25/02/2022 - 7:24
Com os Estados Unidos como aliado histórico, forças russas com base na vizinha Síria e quase um milhão de cidadãos procedentes da ex-União Soviética, Israel tenta encontrar um difícil equilíbrio após a invasão da Ucrânia.
Em Bat Yam, cidade na periferia de Tel Aviv onde se estabeleceram milhares de judeus russos e ucranianos nos últimos anos, os bombardeios do Exército de Vladimir Putin contra a Ucrânia provocaram uma forte comoção.
Natalia Kogan, de 57 anos, funcionária em um supermercado onde são vendidas cervejas produzidas na Ucrânia e na Rússia – com pais que vivem na Ucrânia -, afirma que ficou “estupefata” com o anúncio dos ataques.
“Falei para minha mãe e meu pai que não se estressem. Acho que não vai durar mais que um dia ou dois, que (a guerra) só vai acontecer entre os militares”, conta Natalia, que diz sentir que está mais segura em Israel, um país que, no entanto, travou no ano passado uma guerra com o movimento islamita Hamas em Gaza.
Max, de 33 anos, natural da Rússia e que imigrou aos oito anos para Israel, afirma “entender” que, aos olhos do presidente Putin, a possível adesão da Ucrânia à Organização do Tratado do Atlântico Norte (Otan) represente uma “ameaça para a Rússia”.
“Mas isto não justifica uma invasão (…) e o que é mais frustrante é que as pessoas normais sofrem”, lamenta, acrescentando que ele não percebe tensões entre ucranianos e russos em Israel.
O que o Estado hebreu deveria fazer diante da situação?
“Israel tem apenas que retirar (os judeus) e fornecer ajuda médica. Não deve ajudar a Rússia, e sim ajudar os cidadãos ucranianos e, talvez, também conversar com Putin, se ele não se tranquilizar”, continua o jovem pai de família.
– “Laços antigos” –
Na quinta-feira (24), o chefe da diplomacia israelense, Yair Lapid, condenou a invasão russa, avaliando que constitui uma “grave violação da ordem mundial”. Destacou, no entanto, os “laços antigos, profundos e próximos” que unem o Estado hebreu à Rússia e à Ucrânia, principais focos da “Aliá”, a imigração judaica para Israel.
Nos últimos dias, Israel pediu a seus cidadãos que deixassem o país. Ontem, após os primeiros ataques russos, os voos para Tel Aviv foram cancelados, o que forçou milhares de israelenses atualmente na Ucrânia – que é um importante local de peregrinação judaica ortodoxa – a viajarem para países europeus vizinhos e depois voarem para Israel.
“Estamos dispostos a receber milhares de imigrantes judeus da Ucrânia”, declarou a ministra da Imigração, Pnina Tamano-Shata, cujo governo não anunciou sanções contra a Rússia, ao contrário dos Estados Unidos, principal aliado do Estado hebreu.
“Embora Israel tenha que condenar a violação da soberania ucraniana (por parte da Rússia), não podemos ignorar que o Exército russo está na nossa fronteira norte (na Síria). É uma questão de segurança nacional”, explica à AFP Michael Oren, historiador e ex-embaixador de Israel nos Estados Unidos.

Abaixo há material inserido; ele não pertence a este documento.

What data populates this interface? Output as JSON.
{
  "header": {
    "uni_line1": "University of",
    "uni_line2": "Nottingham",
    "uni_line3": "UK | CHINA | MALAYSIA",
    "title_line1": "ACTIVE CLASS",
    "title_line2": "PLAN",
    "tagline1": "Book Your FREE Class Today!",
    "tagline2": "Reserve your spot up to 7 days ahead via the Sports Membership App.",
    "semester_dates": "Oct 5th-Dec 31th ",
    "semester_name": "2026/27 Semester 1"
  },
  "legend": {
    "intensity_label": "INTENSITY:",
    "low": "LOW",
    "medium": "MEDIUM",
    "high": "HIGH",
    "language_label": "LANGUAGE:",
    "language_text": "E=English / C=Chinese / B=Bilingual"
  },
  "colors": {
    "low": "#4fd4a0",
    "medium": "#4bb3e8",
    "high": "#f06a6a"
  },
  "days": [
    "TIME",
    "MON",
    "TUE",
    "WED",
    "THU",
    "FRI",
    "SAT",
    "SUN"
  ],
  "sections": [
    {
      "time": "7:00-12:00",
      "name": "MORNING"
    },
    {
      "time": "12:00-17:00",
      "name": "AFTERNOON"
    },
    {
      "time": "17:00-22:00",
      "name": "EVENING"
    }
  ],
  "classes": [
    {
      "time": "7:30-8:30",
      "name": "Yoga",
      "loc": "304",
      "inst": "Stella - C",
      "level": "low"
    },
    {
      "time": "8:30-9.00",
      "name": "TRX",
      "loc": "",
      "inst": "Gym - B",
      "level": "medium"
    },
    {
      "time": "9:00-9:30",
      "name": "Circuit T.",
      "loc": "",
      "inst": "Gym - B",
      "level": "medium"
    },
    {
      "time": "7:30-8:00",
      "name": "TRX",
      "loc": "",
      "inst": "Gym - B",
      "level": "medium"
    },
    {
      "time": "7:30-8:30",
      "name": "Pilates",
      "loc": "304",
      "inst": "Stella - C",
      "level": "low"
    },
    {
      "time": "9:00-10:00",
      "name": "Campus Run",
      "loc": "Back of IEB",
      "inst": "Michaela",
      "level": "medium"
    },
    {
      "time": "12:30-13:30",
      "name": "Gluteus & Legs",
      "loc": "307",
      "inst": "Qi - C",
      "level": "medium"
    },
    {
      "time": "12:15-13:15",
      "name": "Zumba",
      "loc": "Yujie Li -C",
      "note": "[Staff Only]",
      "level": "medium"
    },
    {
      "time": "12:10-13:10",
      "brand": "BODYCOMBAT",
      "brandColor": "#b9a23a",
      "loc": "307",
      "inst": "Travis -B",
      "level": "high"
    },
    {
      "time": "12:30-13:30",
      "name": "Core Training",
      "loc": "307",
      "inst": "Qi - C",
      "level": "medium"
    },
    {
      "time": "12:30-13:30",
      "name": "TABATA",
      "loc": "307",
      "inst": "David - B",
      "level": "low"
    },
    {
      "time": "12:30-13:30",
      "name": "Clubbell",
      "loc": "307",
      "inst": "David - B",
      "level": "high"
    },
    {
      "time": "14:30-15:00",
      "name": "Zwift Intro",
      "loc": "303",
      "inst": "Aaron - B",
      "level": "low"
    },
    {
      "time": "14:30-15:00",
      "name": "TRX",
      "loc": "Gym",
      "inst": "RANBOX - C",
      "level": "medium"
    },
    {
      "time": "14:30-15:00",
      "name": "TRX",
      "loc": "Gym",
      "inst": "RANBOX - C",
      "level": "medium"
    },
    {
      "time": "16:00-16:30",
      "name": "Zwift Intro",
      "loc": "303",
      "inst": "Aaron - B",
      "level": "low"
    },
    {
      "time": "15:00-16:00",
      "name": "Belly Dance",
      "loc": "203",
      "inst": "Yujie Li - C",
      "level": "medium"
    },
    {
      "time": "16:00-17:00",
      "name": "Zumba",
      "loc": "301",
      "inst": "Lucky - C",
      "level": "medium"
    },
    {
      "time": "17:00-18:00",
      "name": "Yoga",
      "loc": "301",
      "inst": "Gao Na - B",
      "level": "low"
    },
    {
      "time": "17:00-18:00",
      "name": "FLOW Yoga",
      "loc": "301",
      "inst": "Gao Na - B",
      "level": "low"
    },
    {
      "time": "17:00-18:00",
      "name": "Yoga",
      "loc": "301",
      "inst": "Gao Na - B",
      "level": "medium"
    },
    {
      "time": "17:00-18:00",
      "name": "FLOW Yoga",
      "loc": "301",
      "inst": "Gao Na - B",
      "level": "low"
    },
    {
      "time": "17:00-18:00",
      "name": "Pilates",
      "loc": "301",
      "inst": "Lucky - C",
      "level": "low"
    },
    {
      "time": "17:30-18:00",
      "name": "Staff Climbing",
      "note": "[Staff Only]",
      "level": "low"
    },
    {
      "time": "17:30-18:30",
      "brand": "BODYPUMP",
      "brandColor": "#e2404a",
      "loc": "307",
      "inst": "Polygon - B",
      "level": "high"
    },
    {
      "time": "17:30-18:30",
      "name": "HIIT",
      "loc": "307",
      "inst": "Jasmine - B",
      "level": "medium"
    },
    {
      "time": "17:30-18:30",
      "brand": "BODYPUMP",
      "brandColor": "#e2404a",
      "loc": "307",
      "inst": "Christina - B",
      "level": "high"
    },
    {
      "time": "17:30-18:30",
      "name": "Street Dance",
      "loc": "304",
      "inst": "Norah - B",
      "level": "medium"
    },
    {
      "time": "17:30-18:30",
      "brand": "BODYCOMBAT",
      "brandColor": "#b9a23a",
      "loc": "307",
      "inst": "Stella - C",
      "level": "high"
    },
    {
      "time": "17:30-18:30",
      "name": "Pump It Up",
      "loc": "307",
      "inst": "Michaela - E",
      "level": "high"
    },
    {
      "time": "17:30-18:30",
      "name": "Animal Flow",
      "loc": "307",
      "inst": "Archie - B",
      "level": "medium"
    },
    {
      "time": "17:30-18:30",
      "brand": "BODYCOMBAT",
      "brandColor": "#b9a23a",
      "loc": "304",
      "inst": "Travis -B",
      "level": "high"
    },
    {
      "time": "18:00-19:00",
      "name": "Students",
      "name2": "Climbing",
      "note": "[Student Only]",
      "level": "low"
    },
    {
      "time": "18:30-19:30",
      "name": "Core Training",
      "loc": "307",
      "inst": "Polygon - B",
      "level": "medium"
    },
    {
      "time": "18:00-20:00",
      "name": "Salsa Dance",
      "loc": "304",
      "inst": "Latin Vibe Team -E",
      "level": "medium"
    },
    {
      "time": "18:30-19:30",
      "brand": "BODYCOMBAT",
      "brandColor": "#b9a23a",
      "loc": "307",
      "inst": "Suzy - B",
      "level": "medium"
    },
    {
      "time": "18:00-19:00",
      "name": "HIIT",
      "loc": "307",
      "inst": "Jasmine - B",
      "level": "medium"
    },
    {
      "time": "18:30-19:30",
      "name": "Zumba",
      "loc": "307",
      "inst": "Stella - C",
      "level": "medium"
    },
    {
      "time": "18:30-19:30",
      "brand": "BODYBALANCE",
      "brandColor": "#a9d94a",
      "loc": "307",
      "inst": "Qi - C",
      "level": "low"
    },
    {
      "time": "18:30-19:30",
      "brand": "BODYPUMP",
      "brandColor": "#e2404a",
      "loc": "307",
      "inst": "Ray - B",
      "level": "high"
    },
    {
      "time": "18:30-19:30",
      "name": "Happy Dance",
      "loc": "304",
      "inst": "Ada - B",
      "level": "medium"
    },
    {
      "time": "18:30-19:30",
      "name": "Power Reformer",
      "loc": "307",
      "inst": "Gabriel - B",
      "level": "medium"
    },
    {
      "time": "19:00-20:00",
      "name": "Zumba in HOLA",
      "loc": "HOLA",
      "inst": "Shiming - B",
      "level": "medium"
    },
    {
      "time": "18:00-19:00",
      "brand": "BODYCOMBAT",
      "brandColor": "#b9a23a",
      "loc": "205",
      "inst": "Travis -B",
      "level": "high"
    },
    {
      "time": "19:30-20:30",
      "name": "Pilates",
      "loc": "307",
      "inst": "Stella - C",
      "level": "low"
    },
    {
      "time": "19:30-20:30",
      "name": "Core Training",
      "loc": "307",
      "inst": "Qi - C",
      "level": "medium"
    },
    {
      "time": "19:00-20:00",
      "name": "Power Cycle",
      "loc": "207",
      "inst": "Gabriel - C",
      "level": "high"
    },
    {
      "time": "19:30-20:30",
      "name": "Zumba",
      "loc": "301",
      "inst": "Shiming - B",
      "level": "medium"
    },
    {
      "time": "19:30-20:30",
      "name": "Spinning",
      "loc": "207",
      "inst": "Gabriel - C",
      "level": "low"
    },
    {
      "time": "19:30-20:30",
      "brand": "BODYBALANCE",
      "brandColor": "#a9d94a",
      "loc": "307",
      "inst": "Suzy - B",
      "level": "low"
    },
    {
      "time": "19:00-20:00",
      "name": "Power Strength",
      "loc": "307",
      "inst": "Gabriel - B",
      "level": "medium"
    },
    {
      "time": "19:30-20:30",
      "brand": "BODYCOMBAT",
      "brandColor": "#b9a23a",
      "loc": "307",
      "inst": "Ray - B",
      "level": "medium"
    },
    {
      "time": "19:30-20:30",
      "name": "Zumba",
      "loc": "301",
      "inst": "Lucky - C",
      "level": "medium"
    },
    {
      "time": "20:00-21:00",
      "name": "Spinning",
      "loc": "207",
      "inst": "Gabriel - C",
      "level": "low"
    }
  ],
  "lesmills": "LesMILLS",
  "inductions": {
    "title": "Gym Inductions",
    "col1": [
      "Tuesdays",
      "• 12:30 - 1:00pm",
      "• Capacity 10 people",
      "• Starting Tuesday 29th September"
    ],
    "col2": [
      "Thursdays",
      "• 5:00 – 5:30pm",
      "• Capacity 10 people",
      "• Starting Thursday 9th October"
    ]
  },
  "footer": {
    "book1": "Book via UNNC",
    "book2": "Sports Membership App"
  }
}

Desde 2015, a Rússia tem presença militar na Síria, país vizinho de Israel, para apoiar as forças do presidente Bashar al-Assad.
– “Equilíbrio delicado” –
A intervenção, com bombardeios violentos e destruição em larga escala, mudou o curso da guerra na Síria. Permitiu ao governo de Damasco obter vitórias decisivas e recuperar territórios que havia perdido para rebeldes e jihadistas.
E não é possível esquecer a importante comunidade judaica na Rússia, acrescenta Oren.
“Não podemos voltar a uma situação em que Israel seria privado de contato com eles”, considera.
As relações de Israel com a ex-União Soviética eram “muito ruins”, mas “melhoraram” com a Rússia de Putin, enfatiza Itamar Rabinovich, ex-diplomata israelense que acompanha de perto a política de seu país em relação à Síria, onde operam grupos pró-Irã, inimigo número um do Estado Hebreu.
Nos últimos anos, o Exército israelense multiplicou os ataques aéreos contra os grupos sem que a Rússia, pelo menos oficialmente, tenha impedido.
“A Rússia permite a Israel levar adiante sua guerra contra o Irã sem, no entanto, impedir que o Irã continue com seus objetivos na Síria”, afirma Rabinovich.
“Não queremos colocar em risco este equilíbrio delicado em nosso relacionamento com a Rússia”, conclui.